You could use StartWith and EndsWith methods like:

while (input.Contains(w) || input.StartsWith(w) || input.EndsWith(w) || input.IndexOf(w) > 0)
{
   input = input.Replace(w, " ");
}

Hope this will fix your problem.



回答4:

Put the fake space's before and after the string varaible input. That way it will detect the first and last words.
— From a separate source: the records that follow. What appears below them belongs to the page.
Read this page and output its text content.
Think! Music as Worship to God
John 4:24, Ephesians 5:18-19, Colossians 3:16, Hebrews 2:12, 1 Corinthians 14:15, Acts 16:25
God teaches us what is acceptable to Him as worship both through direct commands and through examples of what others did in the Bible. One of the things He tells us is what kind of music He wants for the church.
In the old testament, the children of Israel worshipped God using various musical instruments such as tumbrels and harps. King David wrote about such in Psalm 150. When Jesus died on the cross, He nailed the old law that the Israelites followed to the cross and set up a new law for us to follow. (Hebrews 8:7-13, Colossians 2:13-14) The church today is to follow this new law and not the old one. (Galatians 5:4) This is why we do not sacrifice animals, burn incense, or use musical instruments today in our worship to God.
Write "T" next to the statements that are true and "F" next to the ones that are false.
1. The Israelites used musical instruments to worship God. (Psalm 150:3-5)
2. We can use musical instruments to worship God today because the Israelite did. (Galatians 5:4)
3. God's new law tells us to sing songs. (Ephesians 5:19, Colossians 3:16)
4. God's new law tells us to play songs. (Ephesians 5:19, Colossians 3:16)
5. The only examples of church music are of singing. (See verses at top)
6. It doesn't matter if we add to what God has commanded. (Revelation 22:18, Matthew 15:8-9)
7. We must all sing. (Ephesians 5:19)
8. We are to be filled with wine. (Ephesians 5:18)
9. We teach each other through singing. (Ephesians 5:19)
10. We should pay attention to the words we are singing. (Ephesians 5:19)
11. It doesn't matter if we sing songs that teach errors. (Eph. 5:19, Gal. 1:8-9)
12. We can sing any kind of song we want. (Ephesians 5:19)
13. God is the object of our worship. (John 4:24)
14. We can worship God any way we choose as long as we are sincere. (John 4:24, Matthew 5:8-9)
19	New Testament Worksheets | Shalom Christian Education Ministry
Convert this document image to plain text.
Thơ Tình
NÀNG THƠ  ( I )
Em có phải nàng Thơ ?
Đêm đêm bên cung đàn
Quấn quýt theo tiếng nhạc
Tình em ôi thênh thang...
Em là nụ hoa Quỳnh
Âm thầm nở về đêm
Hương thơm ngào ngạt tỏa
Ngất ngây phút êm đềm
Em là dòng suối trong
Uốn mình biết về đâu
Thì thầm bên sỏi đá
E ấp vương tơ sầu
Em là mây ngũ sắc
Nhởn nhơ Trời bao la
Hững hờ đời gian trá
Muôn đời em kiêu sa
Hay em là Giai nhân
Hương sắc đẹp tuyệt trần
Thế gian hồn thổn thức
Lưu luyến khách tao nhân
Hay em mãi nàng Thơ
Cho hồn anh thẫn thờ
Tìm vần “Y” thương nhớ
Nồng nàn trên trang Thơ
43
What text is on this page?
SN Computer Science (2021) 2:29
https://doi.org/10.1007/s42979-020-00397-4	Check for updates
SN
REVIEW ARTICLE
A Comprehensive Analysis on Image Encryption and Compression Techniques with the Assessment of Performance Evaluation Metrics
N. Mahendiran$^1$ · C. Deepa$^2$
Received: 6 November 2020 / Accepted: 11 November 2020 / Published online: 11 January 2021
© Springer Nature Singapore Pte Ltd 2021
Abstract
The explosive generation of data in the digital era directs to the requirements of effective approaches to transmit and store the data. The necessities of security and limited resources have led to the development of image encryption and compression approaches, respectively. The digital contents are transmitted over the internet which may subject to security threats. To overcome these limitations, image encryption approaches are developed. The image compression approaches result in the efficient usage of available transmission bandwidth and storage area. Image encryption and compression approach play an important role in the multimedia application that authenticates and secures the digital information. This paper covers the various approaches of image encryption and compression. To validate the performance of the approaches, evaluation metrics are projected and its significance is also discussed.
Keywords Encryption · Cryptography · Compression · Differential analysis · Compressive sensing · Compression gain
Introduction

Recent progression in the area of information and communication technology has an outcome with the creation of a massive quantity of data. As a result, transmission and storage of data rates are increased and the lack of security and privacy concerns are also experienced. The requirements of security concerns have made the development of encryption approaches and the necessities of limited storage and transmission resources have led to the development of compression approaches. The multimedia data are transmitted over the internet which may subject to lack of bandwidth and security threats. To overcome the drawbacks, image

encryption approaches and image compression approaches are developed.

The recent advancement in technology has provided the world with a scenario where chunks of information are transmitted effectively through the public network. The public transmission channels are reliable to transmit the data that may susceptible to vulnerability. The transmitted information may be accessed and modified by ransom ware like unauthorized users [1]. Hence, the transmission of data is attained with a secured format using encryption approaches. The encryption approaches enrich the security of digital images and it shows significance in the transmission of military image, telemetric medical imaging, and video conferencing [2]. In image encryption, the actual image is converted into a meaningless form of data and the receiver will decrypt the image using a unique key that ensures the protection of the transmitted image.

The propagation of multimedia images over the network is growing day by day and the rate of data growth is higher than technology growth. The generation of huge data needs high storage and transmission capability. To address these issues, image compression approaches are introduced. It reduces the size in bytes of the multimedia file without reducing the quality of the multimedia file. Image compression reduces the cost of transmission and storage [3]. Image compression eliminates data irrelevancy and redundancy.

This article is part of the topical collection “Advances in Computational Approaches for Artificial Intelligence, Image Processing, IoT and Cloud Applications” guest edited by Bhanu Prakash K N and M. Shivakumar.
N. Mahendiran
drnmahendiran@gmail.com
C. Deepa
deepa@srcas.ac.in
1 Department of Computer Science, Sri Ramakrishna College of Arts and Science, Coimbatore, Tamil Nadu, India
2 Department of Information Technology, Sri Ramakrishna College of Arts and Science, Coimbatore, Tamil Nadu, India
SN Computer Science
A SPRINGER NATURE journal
input = " " + input + " ";

 foreach (var word in BAD_WORDS)
    {
        string w = string.Format(" {0} ", word);
        if (input.Contains(w))
        {
            while (input.Contains(w))
            {
                input = input.Replace(w, " ");
            }
        }
    }

Then trim the string:

input = input.Trim();


回答5:

You can store words from text to one list. Then just check all words if they are in bad list, something like this :

List<string> myWords = input.Split(' ').ToList();
List<string> badWords = GetBadWords();

myWords.RemoveAll(word => badWords.Contains(word));
string Result = string.Join(" ", myWords);


回答6:

Just wanted to point out that you shoulde have done with just whiole inside your for like so:

   foreach (var word in BAD_WORDS)
{
    while (input.Contains(String.Format(" {0} ", word);))
    {
        input = input.Replace(w, " ");
    }
}

No need for that if and 'w' variable, in any case i wouldehave used the answer above me that Antonio Bakula, first think that came to mind was this.



回答7:

According to the following post the fastest way is to use Regex and MatchEvaluator : Replacing multiple characters in a string, the fastest way?

        Regex reg = new Regex(@"(o2o|xxx)");
        MatchEvaluator eval = match =>
        {
            switch (match.Value)
            {
                case "o2o": return " ";
                case "xxx": return " ";
                default: throw new Exception("Unexpected match!");
            }
        };
        input = reg.Replace(input, eval);